PD: Darei um exemplo da CNN na época em que eu estava morando nos Estados Unidos; é muito interessante, porque mostra a sensacionalismo e ao mesmo tempo esse critério de ter tudo imediato, ou seja de mostrar imediatamente o que está acontecendo. Quando houve o ataque terrorista no Bataclan em Paris em 2015, mandaram o [Anderson] Cooper para a rua em Paris, e tudo já tinha acabado. E ele passou a noite inteira na frente da rua sem ter nada acontecendo, dizendo que estava cobrindo caso acontecesse de novo. É uma situação completamente absurda que gera a expectativa de que alguma coisa vai acontecer, e a pessoa acaba continuando assistindo a televisão porque pode acontecer alguma coisa. Essa é uma técnica, assim como quando se usa um escândalo para gerar outras polêmicas, e a cada polêmica você cria essa sensação de que algo novo vai acontecer. Quanto mais comercial a mídia fica, mais sensacionalista ela vai ser. Isso aumentou depois do que se chama de “mudança do sistema midiático" nos anos 90

LJR: Por que você remete isso aos anos 1990?

PD: Ocorreu naquela época uma mudança tecnológica e jurídica. Na esfera tecnológica, os meios de comunicação passam a ser utilizados desconectados com o que se chamava “aldeia global”, que era todo mundo na frente da televisão ao mesmo tempo. Surge um público nômade em termos de tempo e espaço (isso parece agora jurássico, falar de videocassetes ou revistas especializadas). E, ao mesmo tempo, há naquela época uma cartelização das empresas midiáticas, que surgiu a partir de novas leis aprovadas em vários países dominando globalmente a forma midiática.
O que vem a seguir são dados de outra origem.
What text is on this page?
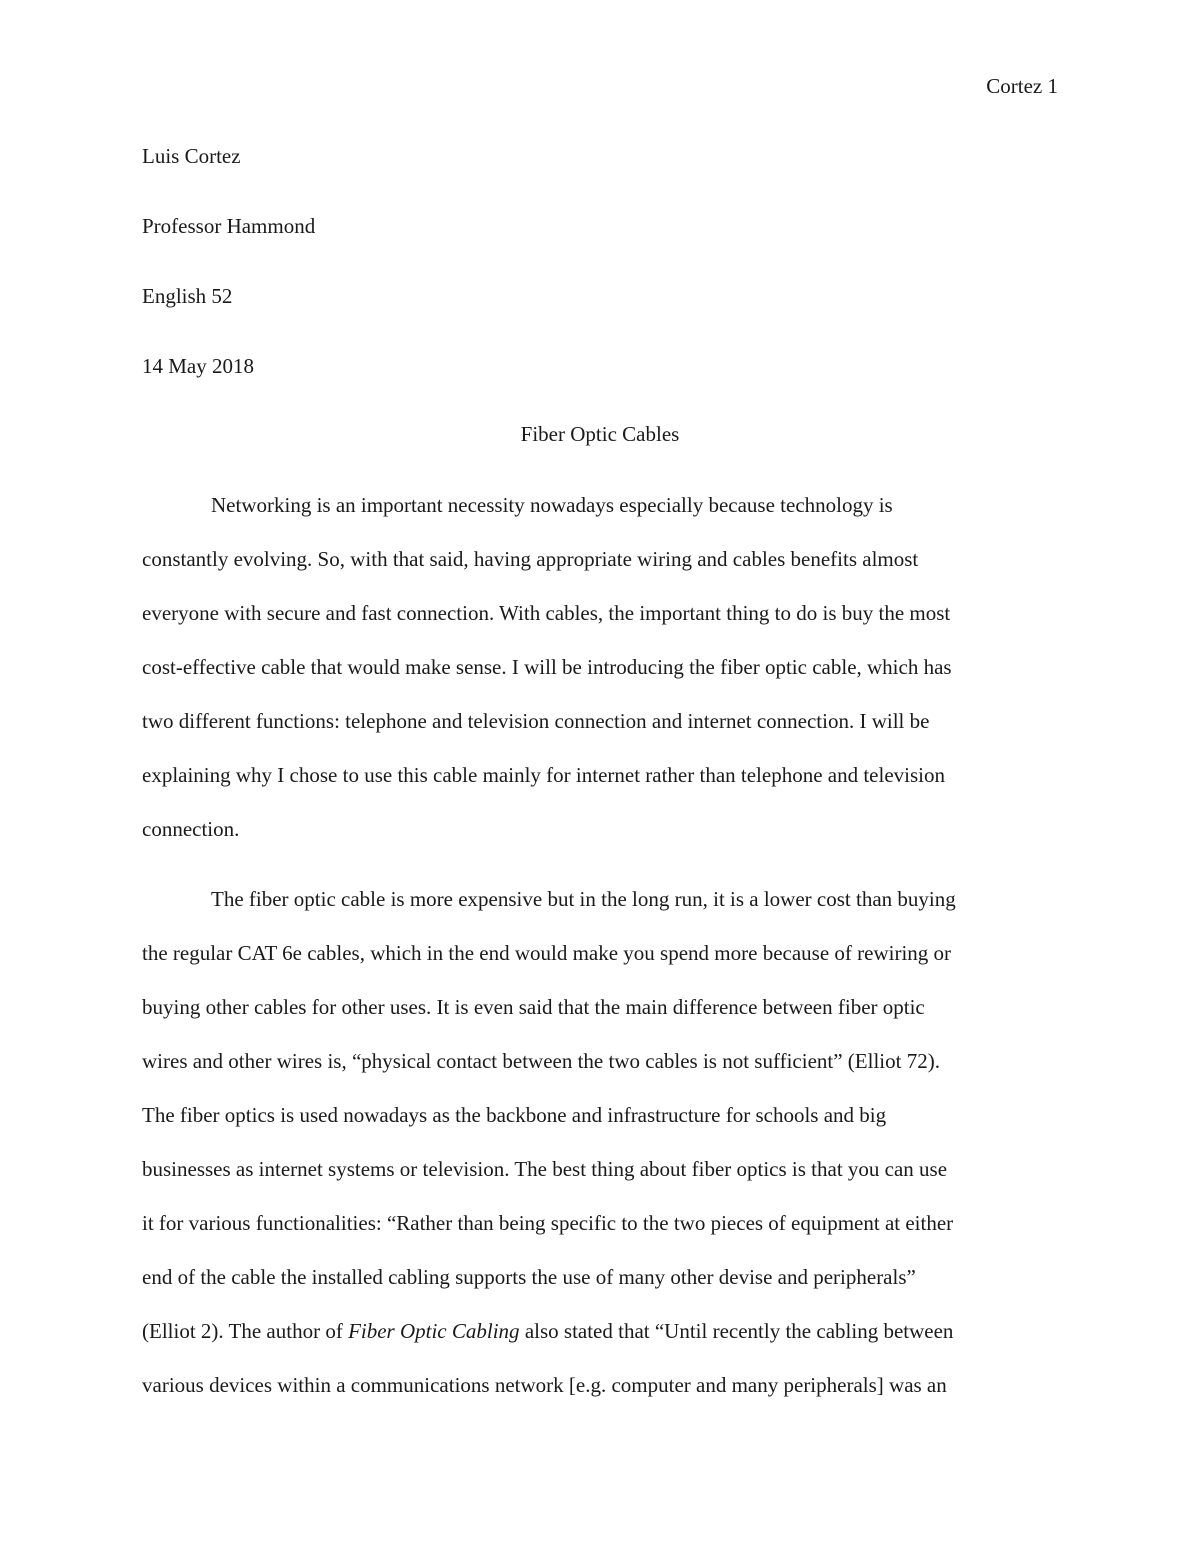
Cortez 1
Luis Cortez
Professor Hammond
English 52
14 May 2018
Fiber Optic Cables
Networking is an important necessity nowadays especially because technology is
constantly evolving. So, with that said, having appropriate wiring and cables benefits almost
everyone with secure and fast connection. With cables, the important thing to do is buy the most
cost-effective cable that would make sense. I will be introducing the fiber optic cable, which has
two different functions: telephone and television connection and internet connection. I will be
explaining why I chose to use this cable mainly for internet rather than telephone and television
connection.
The fiber optic cable is more expensive but in the long run, it is a lower cost than buying
the regular CAT 6e cables, which in the end would make you spend more because of rewiring or
buying other cables for other uses. It is even said that the main difference between fiber optic
wires and other wires is, “physical contact between the two cables is not sufficient” (Elliot 72).
The fiber optics is used nowadays as the backbone and infrastructure for schools and big
businesses as internet systems or television. The best thing about fiber optics is that you can use
it for various functionalities: “Rather than being specific to the two pieces of equipment at either
end of the cable the installed cabling supports the use of many other devise and peripherals”
(Elliot 2). The author of Fiber Optic Cabling also stated that “Until recently the cabling between
various devices within a communications network [e.g. computer and many peripherals] was an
Com essas leis, um holding pode ser proprietário de vários meios de comunicação diferentes. E o que acontece? Um conteúdo circula em todos os meios de comunicação sob várias formas diferentes para gerar anúncio.

Além disso, há uma uma formação de gêneros mais híbridos. A diferença entre informação e entretenimento fica cada vez mais fluida. Com isso, a informação acaba virando uma fonte de entretenimento, e o sensacionalismo é uma dessas fontes. 
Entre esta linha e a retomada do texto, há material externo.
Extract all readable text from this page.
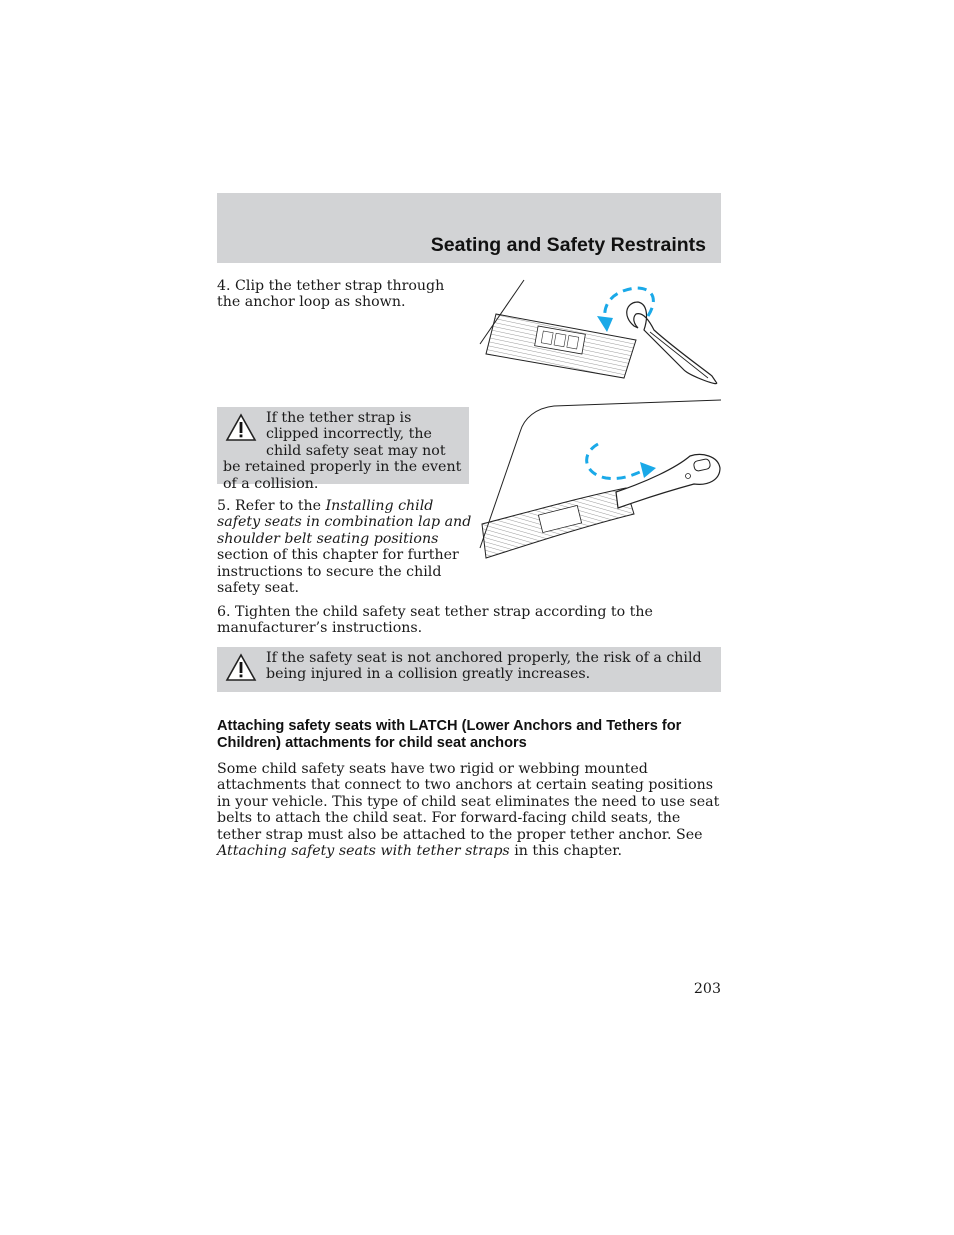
Seating and Safety Restraints

4. Clip the tether strap through the anchor loop as shown.

If the tether strap is clipped incorrectly, the child safety seat may not be retained properly in the event of a collision.

5. Refer to the Installing child safety seats in combination lap and shoulder belt seating positions section of this chapter for further instructions to secure the child safety seat.

6. Tighten the child safety seat tether strap according to the manufacturer’s instructions.

If the safety seat is not anchored properly, the risk of a child being injured in a collision greatly increases.

Attaching safety seats with LATCH (Lower Anchors and Tethers for Children) attachments for child seat anchors

Some child safety seats have two rigid or webbing mounted attachments that connect to two anchors at certain seating positions in your vehicle. This type of child seat eliminates the need to use seat belts to attach the child seat. For forward-facing child seats, the tether strap must also be attached to the proper tether anchor. See Attaching safety seats with tether straps in this chapter.

203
LJR: O que muda com as redes e as grandes plataformas de tecnologia?

PD: Há uma outra dinâmica, one-to-one. Ou seja, há uma situação na qual há uma competição indireta entre as informações nas redes sociais que não são checadas e o jornalismo.

E o jornalismo sempre perde, porque ele é mais devagar, ele precisa checar as informações. Enquanto, se eu mandar um texto que eu mesmo gerei, ele não tem que ser checado. Eu não tenho nenhum compromisso, posso dizer o que quiser, porque não entra como jornalismo, mas como a minha opinião de cidadã. Com isso, cada vez mais as pessoas não estão se informando através do jornalismo, e sim através das redes sociais, que não necessariamente checam as informações. Isso leva os jornalistas a ficarem cada vez mais rápidos, e a checarem cada vez menos suas informações. Eles têm menos informações para formular uma notícia; não tendo tantas informações para a notícia, compensam fazendo apelos mais emocionais, e isso acaba aumentando o sensacionalismo.

LJR: A senhora saiu do Brasil para a Alemanha ainda nos anos 1990. Você acompanha o que acontece na América Latina?

PD: Penso que um caso muito interessante é o de Javier Milei na Argentina. Ele tem uma forma de comunicação muito ligada ao entretenimento, falas coisas absurdas, como o cachorro que morreu e reencarnou no seu clone. Ele tem uma parte meio carnavalesca muito importante, que não foi muito explorada pela investigação. Essa parte também é presente em Trump e Bolsonaro. Todos sabem utilizar a mídia, manipulando as regras de entretenimento. Milei é interessante e perigosíssimo.